The pending acquisition of Telesta Therapeutics by ProMetic Life Sciences (TSX:PLI) will add more than just the obvious cash and tax loss benefits, says Echelon Wealth Partners analyst Doug Loe.
Yesterday, ProMetic announced it intended to acquire Telesta Therapeutics for 14 cents per share, payable in ProMetic common shares.
“This acquisition opportunity is strategic for ProMetic in many ways, with immediate, midterm and long-term financial and operational benefits,” said ProMetic CEO Pierre Laurin. “It allows ProMetic to secure flexibility in its continued objectives of seeking vertical integration from raw material sourcing to distributing finished biopharmaceuticals in North America and abroad.
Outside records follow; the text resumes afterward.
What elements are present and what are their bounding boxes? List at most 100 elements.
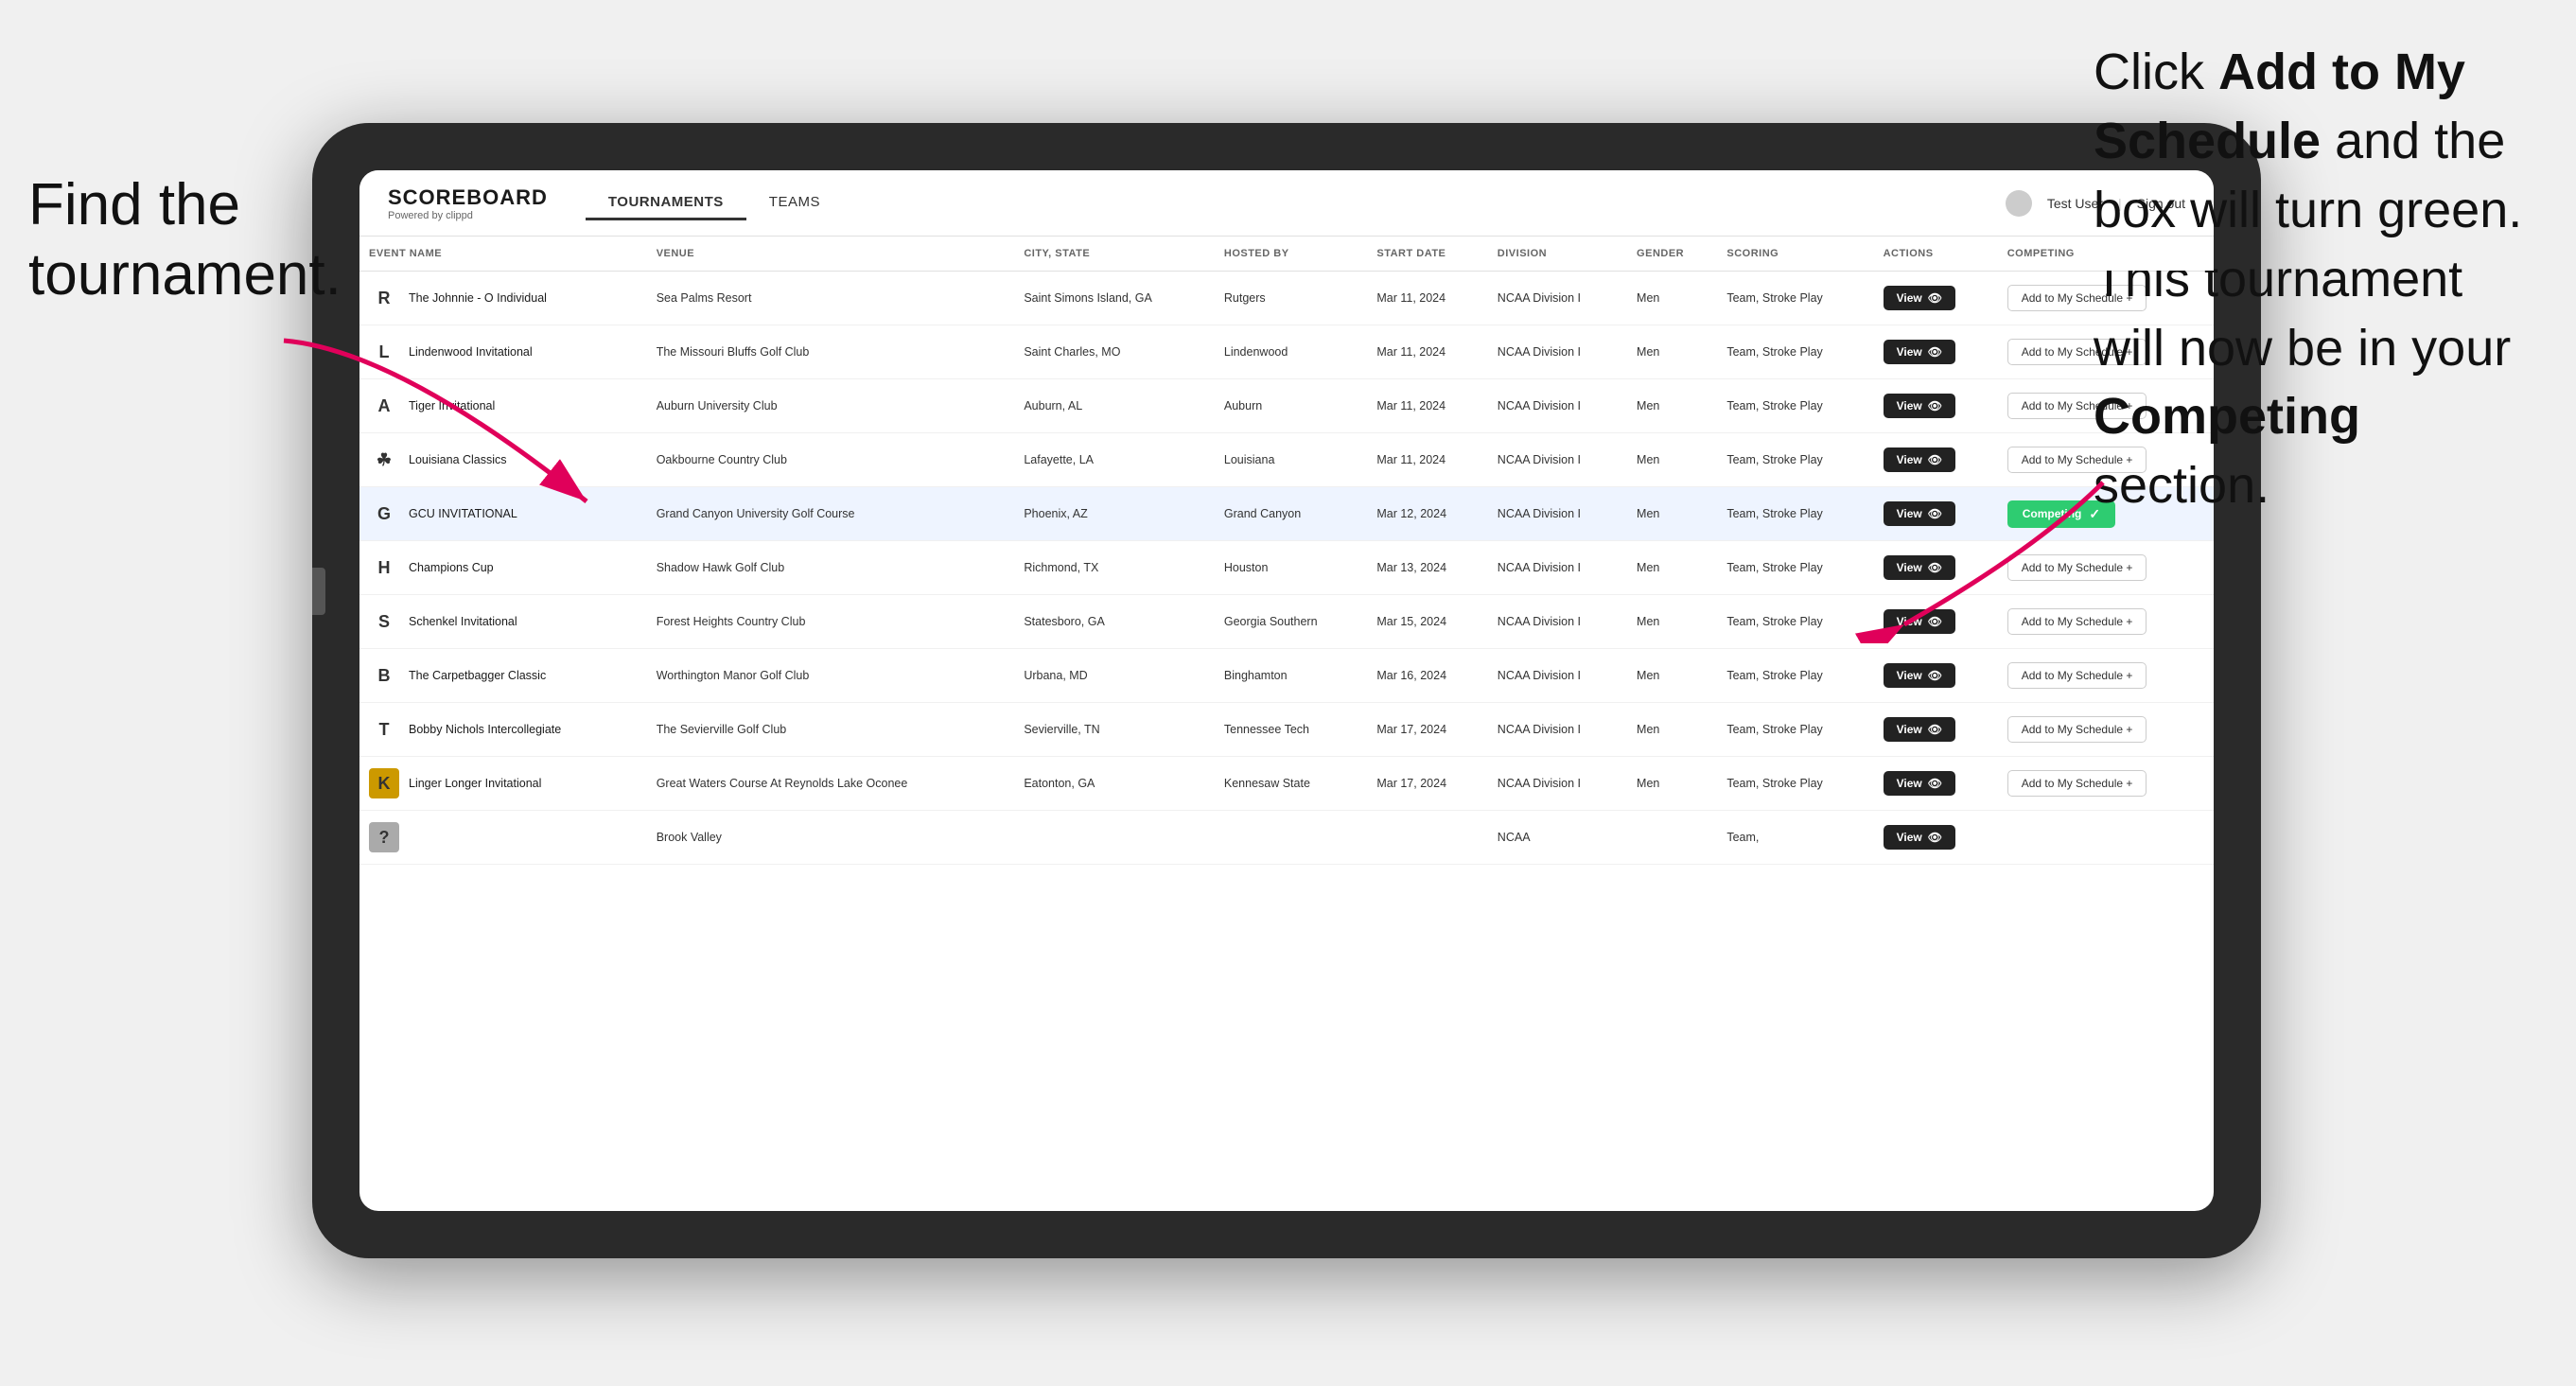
table-row: LLindenwood InvitationalThe Missouri Blu… (359, 325, 2214, 379)
scoring-cell: Team, Stroke Play (1717, 433, 1873, 487)
table-row: GGCU INVITATIONALGrand Canyon University… (359, 487, 2214, 541)
view-button[interactable]: View 👁 (1884, 717, 1955, 742)
city-state-cell: Saint Simons Island, GA (1014, 272, 1215, 325)
event-name-text: Linger Longer Invitational (409, 777, 541, 790)
eye-icon: 👁 (1928, 345, 1942, 359)
tournaments-table: EVENT NAME VENUE CITY, STATE HOSTED BY S… (359, 237, 2214, 865)
eye-icon: 👁 (1928, 399, 1942, 412)
actions-cell: View 👁 (1874, 811, 1998, 865)
event-name-cell: GGCU INVITATIONAL (359, 487, 647, 541)
start-date-cell: Mar 15, 2024 (1367, 595, 1487, 649)
hosted-by-cell: Grand Canyon (1215, 487, 1367, 541)
hosted-by-cell: Tennessee Tech (1215, 703, 1367, 757)
tab-tournaments[interactable]: TOURNAMENTS (586, 186, 746, 220)
hosted-by-cell: Georgia Southern (1215, 595, 1367, 649)
view-button[interactable]: View 👁 (1884, 286, 1955, 310)
actions-cell: View 👁 (1874, 379, 1998, 433)
event-name-cell: ? (359, 811, 647, 865)
eye-icon: 👁 (1928, 561, 1942, 574)
division-cell: NCAA Division I (1488, 325, 1627, 379)
view-button[interactable]: View 👁 (1884, 447, 1955, 472)
competing-cell: Add to My Schedule + (1998, 703, 2214, 757)
city-state-cell: Auburn, AL (1014, 379, 1215, 433)
start-date-cell: Mar 16, 2024 (1367, 649, 1487, 703)
view-button[interactable]: View 👁 (1884, 555, 1955, 580)
team-logo: R (369, 283, 399, 313)
scoring-cell: Team, Stroke Play (1717, 757, 1873, 811)
scoring-cell: Team, Stroke Play (1717, 325, 1873, 379)
division-cell: NCAA (1488, 811, 1627, 865)
gender-cell: Men (1627, 541, 1717, 595)
start-date-cell: Mar 13, 2024 (1367, 541, 1487, 595)
gender-cell: Men (1627, 649, 1717, 703)
venue-cell: Grand Canyon University Golf Course (647, 487, 1015, 541)
start-date-cell: Mar 11, 2024 (1367, 379, 1487, 433)
hosted-by-cell: Kennesaw State (1215, 757, 1367, 811)
team-logo: ? (369, 822, 399, 852)
table-row: HChampions CupShadow Hawk Golf ClubRichm… (359, 541, 2214, 595)
tab-teams[interactable]: TEAMS (746, 186, 843, 220)
event-name-text: Tiger Invitational (409, 399, 495, 412)
table-row: KLinger Longer InvitationalGreat Waters … (359, 757, 2214, 811)
team-logo: ☘ (369, 445, 399, 475)
add-to-schedule-button[interactable]: Add to My Schedule + (2007, 716, 2147, 743)
view-button[interactable]: View 👁 (1884, 394, 1955, 418)
view-button[interactable]: View 👁 (1884, 771, 1955, 796)
competing-cell (1998, 811, 2214, 865)
table-header: EVENT NAME VENUE CITY, STATE HOSTED BY S… (359, 237, 2214, 272)
scoring-cell: Team, Stroke Play (1717, 487, 1873, 541)
gender-cell: Men (1627, 379, 1717, 433)
competing-cell: Add to My Schedule + (1998, 649, 2214, 703)
table-row: ?Brook ValleyNCAATeam,View 👁 (359, 811, 2214, 865)
tablet-screen: SCOREBOARD Powered by clippd TOURNAMENTS… (359, 170, 2214, 1211)
event-name-text: Louisiana Classics (409, 453, 507, 466)
venue-cell: The Missouri Bluffs Golf Club (647, 325, 1015, 379)
actions-cell: View 👁 (1874, 325, 1998, 379)
city-state-cell (1014, 811, 1215, 865)
add-to-schedule-button[interactable]: Add to My Schedule + (2007, 608, 2147, 635)
sidebar-toggle[interactable] (312, 568, 325, 615)
view-button[interactable]: View 👁 (1884, 663, 1955, 688)
view-button[interactable]: View 👁 (1884, 609, 1955, 634)
view-button[interactable]: View 👁 (1884, 340, 1955, 364)
competing-cell: Add to My Schedule + (1998, 595, 2214, 649)
city-state-cell: Phoenix, AZ (1014, 487, 1215, 541)
city-state-cell: Sevierville, TN (1014, 703, 1215, 757)
division-cell: NCAA Division I (1488, 703, 1627, 757)
event-name-text: The Johnnie - O Individual (409, 291, 547, 305)
add-to-schedule-button[interactable]: Add to My Schedule + (2007, 662, 2147, 689)
actions-cell: View 👁 (1874, 595, 1998, 649)
view-button[interactable]: View 👁 (1884, 825, 1955, 850)
col-scoring: SCORING (1717, 237, 1873, 272)
venue-cell: Shadow Hawk Golf Club (647, 541, 1015, 595)
col-division: DIVISION (1488, 237, 1627, 272)
eye-icon: 👁 (1928, 291, 1942, 305)
city-state-cell: Statesboro, GA (1014, 595, 1215, 649)
city-state-cell: Richmond, TX (1014, 541, 1215, 595)
gender-cell: Men (1627, 325, 1717, 379)
gender-cell (1627, 811, 1717, 865)
view-button[interactable]: View 👁 (1884, 501, 1955, 526)
division-cell: NCAA Division I (1488, 272, 1627, 325)
add-to-schedule-button[interactable]: Add to My Schedule + (2007, 770, 2147, 797)
eye-icon: 👁 (1928, 723, 1942, 736)
venue-cell: Auburn University Club (647, 379, 1015, 433)
add-to-schedule-button[interactable]: Add to My Schedule + (2007, 554, 2147, 581)
actions-cell: View 👁 (1874, 649, 1998, 703)
competing-cell: Add to My Schedule + (1998, 757, 2214, 811)
table-body: RThe Johnnie - O IndividualSea Palms Res… (359, 272, 2214, 865)
hosted-by-cell: Houston (1215, 541, 1367, 595)
venue-cell: Great Waters Course At Reynolds Lake Oco… (647, 757, 1015, 811)
event-name-cell: HChampions Cup (359, 541, 647, 595)
division-cell: NCAA Division I (1488, 541, 1627, 595)
col-event-name: EVENT NAME (359, 237, 647, 272)
navbar: SCOREBOARD Powered by clippd TOURNAMENTS… (359, 170, 2214, 237)
division-cell: NCAA Division I (1488, 757, 1627, 811)
scoring-cell: Team, Stroke Play (1717, 595, 1873, 649)
eye-icon: 👁 (1928, 615, 1942, 628)
event-name-text: Bobby Nichols Intercollegiate (409, 723, 561, 736)
event-name-cell: ATiger Invitational (359, 379, 647, 433)
venue-cell: Forest Heights Country Club (647, 595, 1015, 649)
eye-icon: 👁 (1928, 669, 1942, 682)
col-venue: VENUE (647, 237, 1015, 272)
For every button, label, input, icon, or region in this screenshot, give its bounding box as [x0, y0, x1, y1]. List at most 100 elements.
The addition of a Central Canada location also fits well with our strategy of facilitating the pursuit of Canadian national self-sufficiency for plasma-derived therapeutic products.”
Loe says the marriage of the two companies might seem like an odd fit, but a little scratching the surface reveals some real benefits for ProMetic.
“At first glance, the purchase of Telesta might seem unusual given the minimal overlap between the respective medical markets that Telesta and ProMetic were/are targeting, but then, Telesta is not really an oncology drug developer any more even though its lead oncology asset MCNA has performed well in published Phase III bladder cancer studies already (as we described in prior Telesta research),” says Loe. “But digging deeper, the acquisition makes strategic sense for ProMetic even after considering the obvious value embedded in Telesta’s cash/tax losses. Excluding Telesta’s expected cash balance at closure of $34M, residual enterprise value of $8.3M (Telesta has no LT debt to speak of, and legacy conditionally repayable government assistance was essentially removed from the balance sheet after MCNA approval was denied) represents reasonable value in our view for Telesta’s cumulative tax losses (about $50M as stated) and for its two manufacturing facilities in Pointe Claire (which ProMetic will probably sell) and in Belleville (which ProMetic described at length as being useful for plasma products fill/finish activities once IVIG, plasminogen, or other pipeline plasma products are FDA approved and commercial scale-up ensues, which we predict could commence as early as F2018).”
In a research update to clients today, Loe maintained his “Buy” rating and one-year price target of $4.00 on ProMetic Life Sciences, implying a return off 38.9 per cent at the time of publication.
Loe believes ProMetic will report EBITDA of negative $56.3-million on revenue of $29.7-million in fiscal 2016.